I can not find a commit about this issue.

JisongXie commented 2 years ago

@sunutf not update and test yet

lschirmer commented 2 years ago

@Woodley-Griffith Hi, very grateful for you to find out the problem in my code.

1. The function `torchgeometry.warp_perspective` transforms the source image using the specified transformation matrix. It seems some small fluctuation will make the transformed result overflow the range [0, 1]. I agree that it is necessary to add an `torch.clamp`, which is more reasonable and careful. More merge requests are very welcome, to make the code work better.

2. I remember that I have never encountered this situation. This is so strange. So, according to what you say, sometimes the training is successful, and sometimes the bit accuracy fluctuate around 0.5, and training is fail? It seems that maybe the initialization of model weight is to blame?
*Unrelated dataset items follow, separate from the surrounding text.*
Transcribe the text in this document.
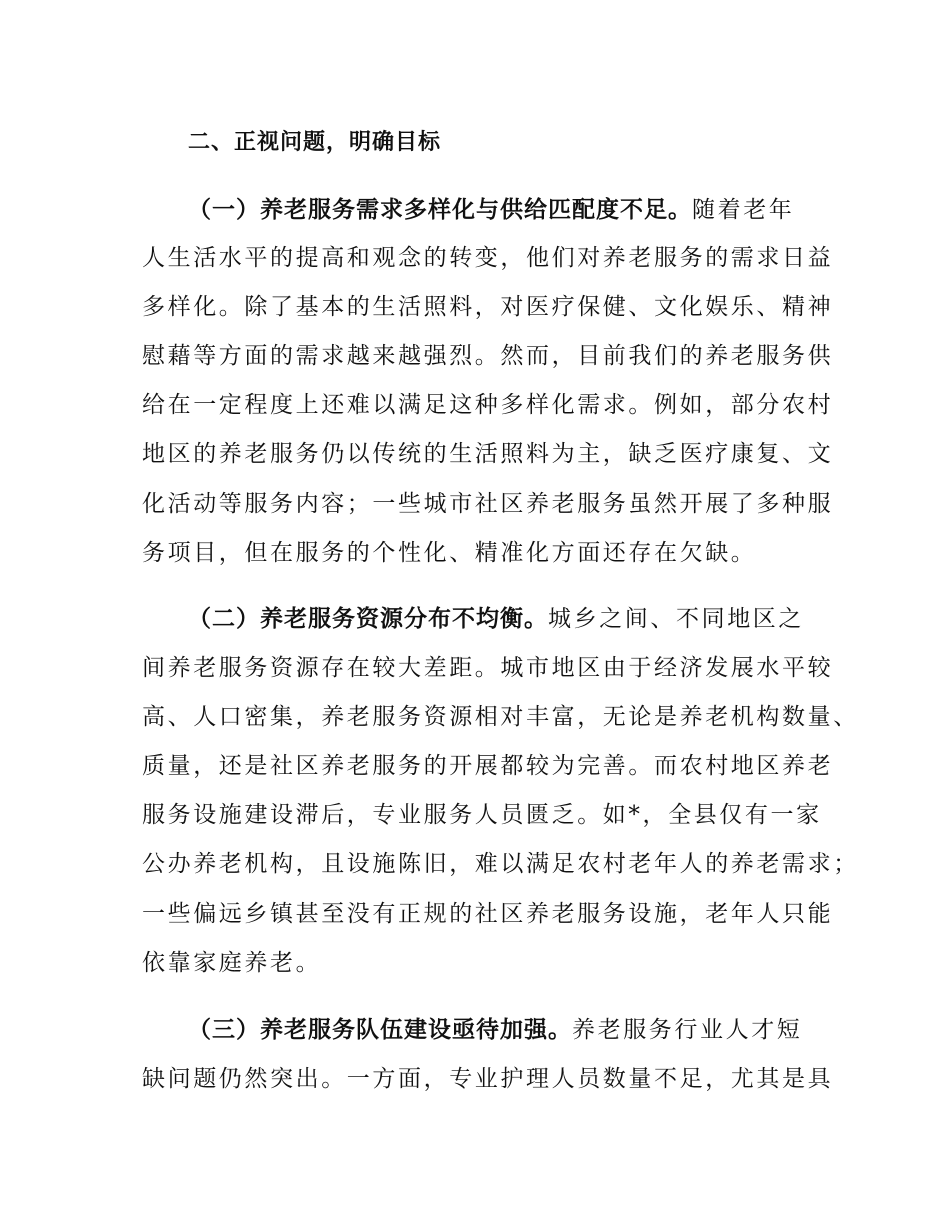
二、正视问题，明确目标
（一）养老服务需求多样化与供给匹配度不足。随着老年
人生活水平的提高和观念的转变，他们对养老服务的需求日益
多样化。除了基本的生活照料，对医疗保健、文化娱乐、精神
慰藉等方面的需求越来越强烈。然而，目前我们的养老服务供
给在一定程度上还难以满足这种多样化需求。例如，部分农村
地区的养老服务仍以传统的生活照料为主，缺乏医疗康复、文
化活动等服务内容；一些城市社区养老服务虽然开展了多种服
务项目，但在服务的个性化、精准化方面还存在欠缺。
（二）养老服务资源分布不均衡。城乡之间、不同地区之
间养老服务资源存在较大差距。城市地区由于经济发展水平较
高、人口密集，养老服务资源相对丰富，无论是养老机构数量、
质量，还是社区养老服务的开展都较为完善。而农村地区养老
服务设施建设滞后，专业服务人员匮乏。如*，全县仅有一家
公办养老机构，且设施陈旧，难以满足农村老年人的养老需求；
一些偏远乡镇甚至没有正规的社区养老服务设施，老年人只能
依靠家庭养老。
（三）养老服务队伍建设亟待加强。养老服务行业人才短
缺问题仍然突出。一方面，专业护理人员数量不足，尤其是具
I think your solution can solve the problem temporarily, but a more reasonable solution needs to be found.

The problem related to accuracy is directly related to the weights initialization and the spatial transformer block. I just removed them, and it works well. However, we still need to deal with warping.

Asphocarp commented 4 months ago

@lschirmer Hi there, your reply was very helpful. Just to clarify, did you mean you removed the entire spatial transformer block, like removing this?

# in class StegaStampDecoder(nn.Module):
self.stn = SpatialTransformerNetwork()
...
transformed_image = self.stn(image)

The original paper seems to emphasize using a spatial transformer: "A spatial transformer network [24] is used to develop robustness against small perspective changes that are introduced while capturing and rectifying the encoded image."

Git-CYQ commented 4 months ago

Using a mobile phone to shoot encoded pictures on the screen, the decoding level is much lower than the tensorflow model by author(tancik),someone has this problem?